In occasione della presentazione del libro A Chloe, per le ragioni sbagliate, il Palazzo Montereale Mantica ospita due giovani scrittrici e un argomento difficile.
Claudia Durastanti, autrice del libro in questione, viene accompagnata da Veronica Raimo – giornalista, traduttrice e collaboratrice di una rivista del calibro di “Rolling Stone – in un percorso sul dolore in termini molto diversi dal solito.
Come si può descrivere la fragilità? I giovani danno forse troppa importanza all’estetica della sofferenza, con il rischio di arrivare ad una visione narcisistica e idealistica di questa?

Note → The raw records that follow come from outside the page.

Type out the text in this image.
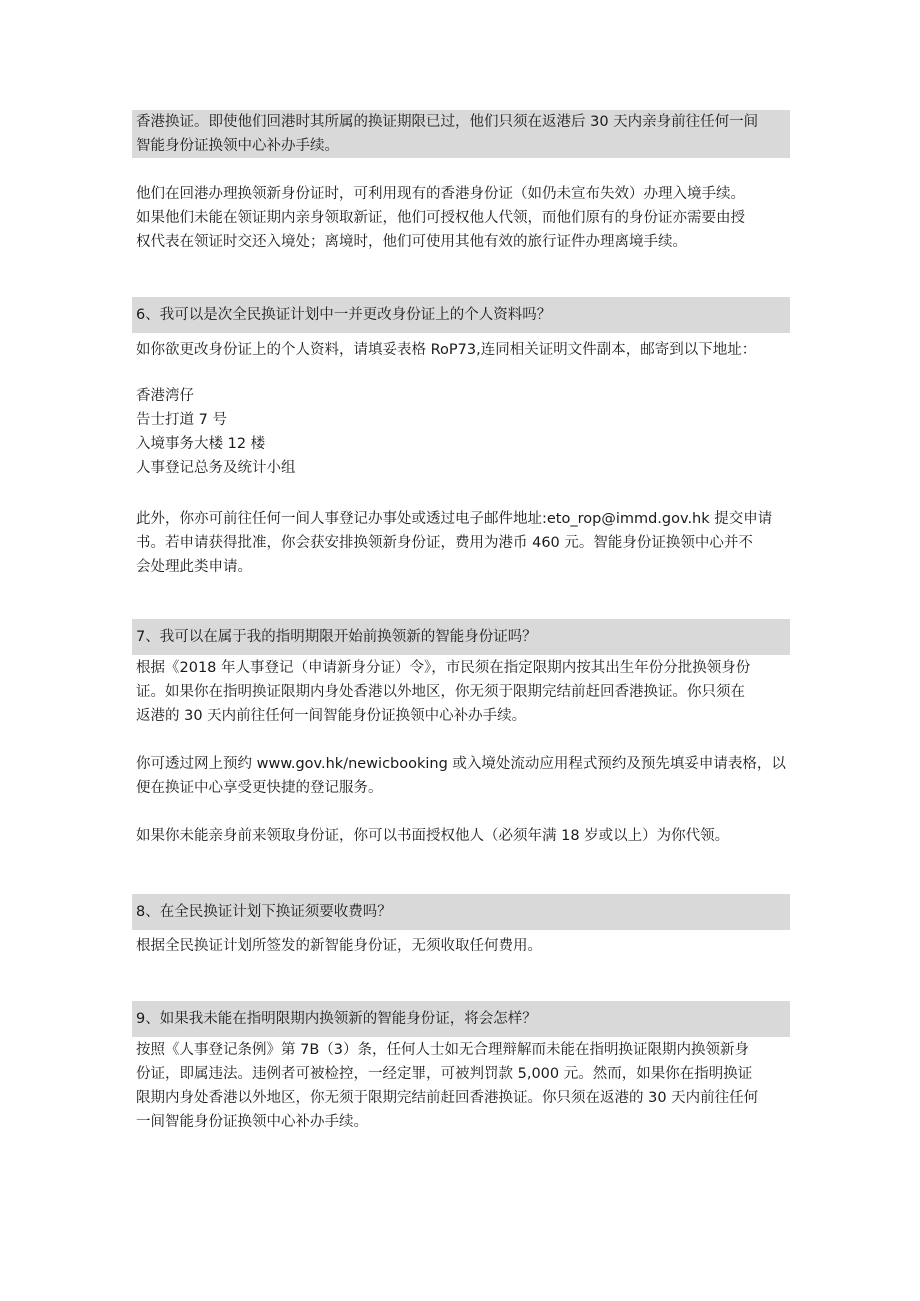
香港换证。即使他们回港时其所属的换证期限已过，他们只须在返港后 30 天内亲身前往任何一间
智能身份证换领中心补办手续。
他们在回港办理换领新身份证时，可利用现有的香港身份证（如仍未宣布失效）办理入境手续。
如果他们未能在领证期内亲身领取新证，他们可授权他人代领，而他们原有的身份证亦需要由授
权代表在领证时交还入境处；离境时，他们可使用其他有效的旅行证件办理离境手续。
6、我可以是次全民换证计划中一并更改身份证上的个人资料吗？
如你欲更改身份证上的个人资料，请填妥表格 RoP73,连同相关证明文件副本，邮寄到以下地址：
香港湾仔
告士打道 7 号
入境事务大楼 12 楼
人事登记总务及统计小组
此外，你亦可前往任何一间人事登记办事处或透过电子邮件地址:eto_rop@immd.gov.hk 提交申请
书。若申请获得批准，你会获安排换领新身份证，费用为港币 460 元。智能身份证换领中心并不
会处理此类申请。
7、我可以在属于我的指明期限开始前换领新的智能身份证吗？
根据《2018 年人事登记（申请新身分证）令》，市民须在指定限期内按其出生年份分批换领身份
证。如果你在指明换证限期内身处香港以外地区，你无须于限期完结前赶回香港换证。你只须在
返港的 30 天内前往任何一间智能身份证换领中心补办手续。
你可透过网上预约 www.gov.hk/newicbooking 或入境处流动应用程式预约及预先填妥申请表格，以
便在换证中心享受更快捷的登记服务。
如果你未能亲身前来领取身份证，你可以书面授权他人（必须年满 18 岁或以上）为你代领。
8、在全民换证计划下换证须要收费吗？
根据全民换证计划所签发的新智能身份证，无须收取任何费用。
9、如果我未能在指明限期内换领新的智能身份证，将会怎样？
按照《人事登记条例》第 7B（3）条，任何人士如无合理辩解而未能在指明换证限期内换领新身
份证，即属违法。违例者可被检控，一经定罪，可被判罚款 5,000 元。然而，如果你在指明换证
限期内身处香港以外地区，你无须于限期完结前赶回香港换证。你只须在返港的 30 天内前往任何
一间智能身份证换领中心补办手续。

La Durastanti stessa spiega come, a differenza del suo libro d’esordio, Un giorno verrò a lanciare sassi alla tua finestra, incentrato sulla “bellezza di chi cade”, questa sua seconda opera si focalizzi di più sulla fase successiva alla caduta: il rialzarsi.
Il tema è quindi la gestione del dolore, con cui la protagonista del libro si ritrova a fare i conti durante tutta la sua vita, fino ad arrivare ad una guarigione che teme anche per la paura di “guarire male”, senza originalità.
Come dice lei stessa, “quanta notizia vuoi che faccia una bomba disinnescata?” Una sofferenza poco originale, non abbastanza unica, perde valore? Persino avere la propria fragilità descritta da altri, magari con termini tecnici, le fa perdere importanza?
I giovani “cercano di soffrire nel modo più bello possibile”, con il rischio di contribuire loro stessi alle condizioni di disagio che si creano. Qual è la soluzione, allora?
Cercare di evitare il “controllo costante del modo in cui uno cerca di rappresentarsi”, il determinismo. Per arrivare ad una “felicità sbilenca”, senza bisogno di troppe descrizioni, che unica o meno ci vada bene così.